Abstract Unions
31st Arthur H. Schein Memorial Lecture
Marlon Blackwell, working outside the architectural mainstream, will discuss his architecture and design process as being based in design strategies that draw upon vernaculars, building typologies and the contradictions of place; strategies that seek to transgress conventional boundaries for architecture. Rather than a removal from reality, abstraction is the process of connecting to place, looking for possibilities of maximum meaning with minimal means. Blackwell will demonstrate how these ideas of reinterpreting the familiar are generated from careful observations of intersections of nature-made and culture-made conditions particular to an architectural situation. Using examples of selected design works from his firm, Marlon Blackwell Architects, he will speak to a resilient architecture that can be achieved as interplay between details, form, and place.
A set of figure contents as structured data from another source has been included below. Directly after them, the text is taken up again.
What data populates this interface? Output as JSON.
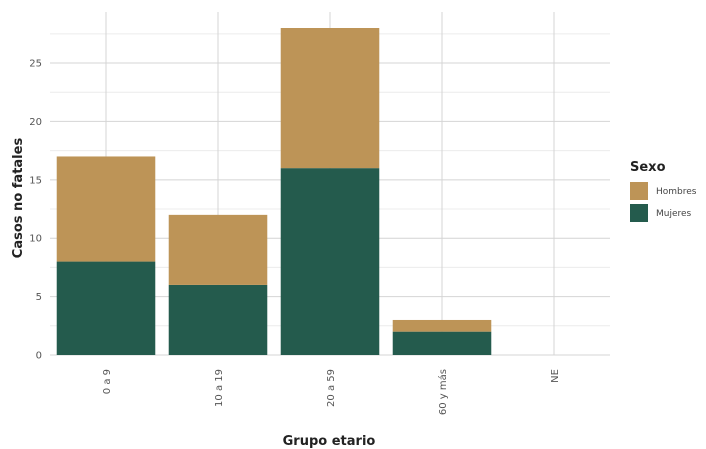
{
  "chart_data": {
    "type": "bar",
    "stacked": true,
    "categories": [
      "0 a 9",
      "10 a 19",
      "20 a 59",
      "60 y más",
      "NE"
    ],
    "series": [
      {
        "name": "Mujeres",
        "values": [
          8,
          6,
          16,
          2,
          0
        ],
        "color": "#245b4d"
      },
      {
        "name": "Hombres",
        "values": [
          9,
          6,
          12,
          1,
          0
        ],
        "color": "#bd9457"
      }
    ],
    "xlabel": "Grupo etario",
    "ylabel": "Casos no fatales",
    "ylim": [
      0,
      28
    ],
    "yticks": [
      0,
      5,
      10,
      15,
      20,
      25
    ],
    "grid": true,
    "legend": {
      "title": "Sexo",
      "placement": "right",
      "entries": [
        "Hombres",
        "Mujeres"
      ]
    }
  }
}
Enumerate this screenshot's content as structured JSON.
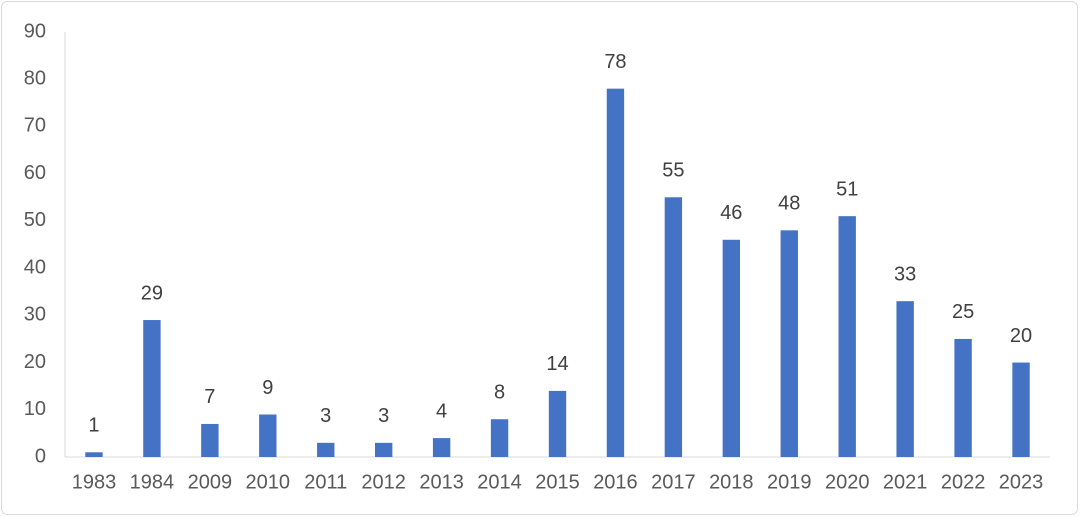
{
  "chart_data": {
    "type": "bar",
    "categories": [
      "1983",
      "1984",
      "2009",
      "2010",
      "2011",
      "2012",
      "2013",
      "2014",
      "2015",
      "2016",
      "2017",
      "2018",
      "2019",
      "2020",
      "2021",
      "2022",
      "2023"
    ],
    "values": [
      1,
      29,
      7,
      9,
      3,
      3,
      4,
      8,
      14,
      78,
      55,
      46,
      48,
      51,
      33,
      25,
      20
    ],
    "color": "#4472c4",
    "ylim": [
      0,
      90
    ],
    "yticks": [
      0,
      10,
      20,
      30,
      40,
      50,
      60,
      70,
      80,
      90
    ],
    "grid": false
  }
}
In particular, he will illustrate the necessity of being responsive to environmental factors, the specificities of place, and material culture that ultimately provide an architecture that can be felt as much as it is understood, as immediate and tactile as it is legible, contributing to the fundamental civic dignity of communities.
Marlon Blackwell
E. Fay Jones Distinguished Professor, Fay Jones School of Architecture and Design, University of Arkansas
Marlon Blackwell, FAIA, is a practicing architect in Fayetteville, Arkansas, and serves as the E. Fay Jones Distinguished Professor at the Fay Jones School of Architecture and Design at the University of Arkansas where he served as Department Head from 2009 – 2015. He is the recipient of the 2020 AIA Gold Medal, the Institute’s highest honor, which recognizes those whose work has had an enduring impact on the theory and practice of architecture as well as a lifetime member of the American Academy of Arts and Letters. Blackwell was named 2020 SEC Professor of The Year and among the “30 Most Admired Educators” by DesignIntelligence in 2015. Work produced in his professional office, Marlon Blackwell Architects, has received national and international recognition with significant publication in books, architectural journals and magazines and numerous design awards, including the 2016 Cooper Hewitt National Design Award in Architecture. He was a 2019 William A. Bernoudy Architect in Residence at the American Academy in Rome , inducted into the 2018 National Academy of Design, and selected as a 2014 United States Artists Ford Fellow. He received the E. Fay Jones Gold Medal from the Arkansas AIA in 2017 and the 2012 Architecture Prize from the American Academy of Arts and Letters. A monograph of his early work, “An Architecture of the Ozarks: The Works of Marlon Blackwell”, was published in 2005 by Princeton Architectural Press, who will also publish a new monograph titled “Radical Practice” set for publication in 2022.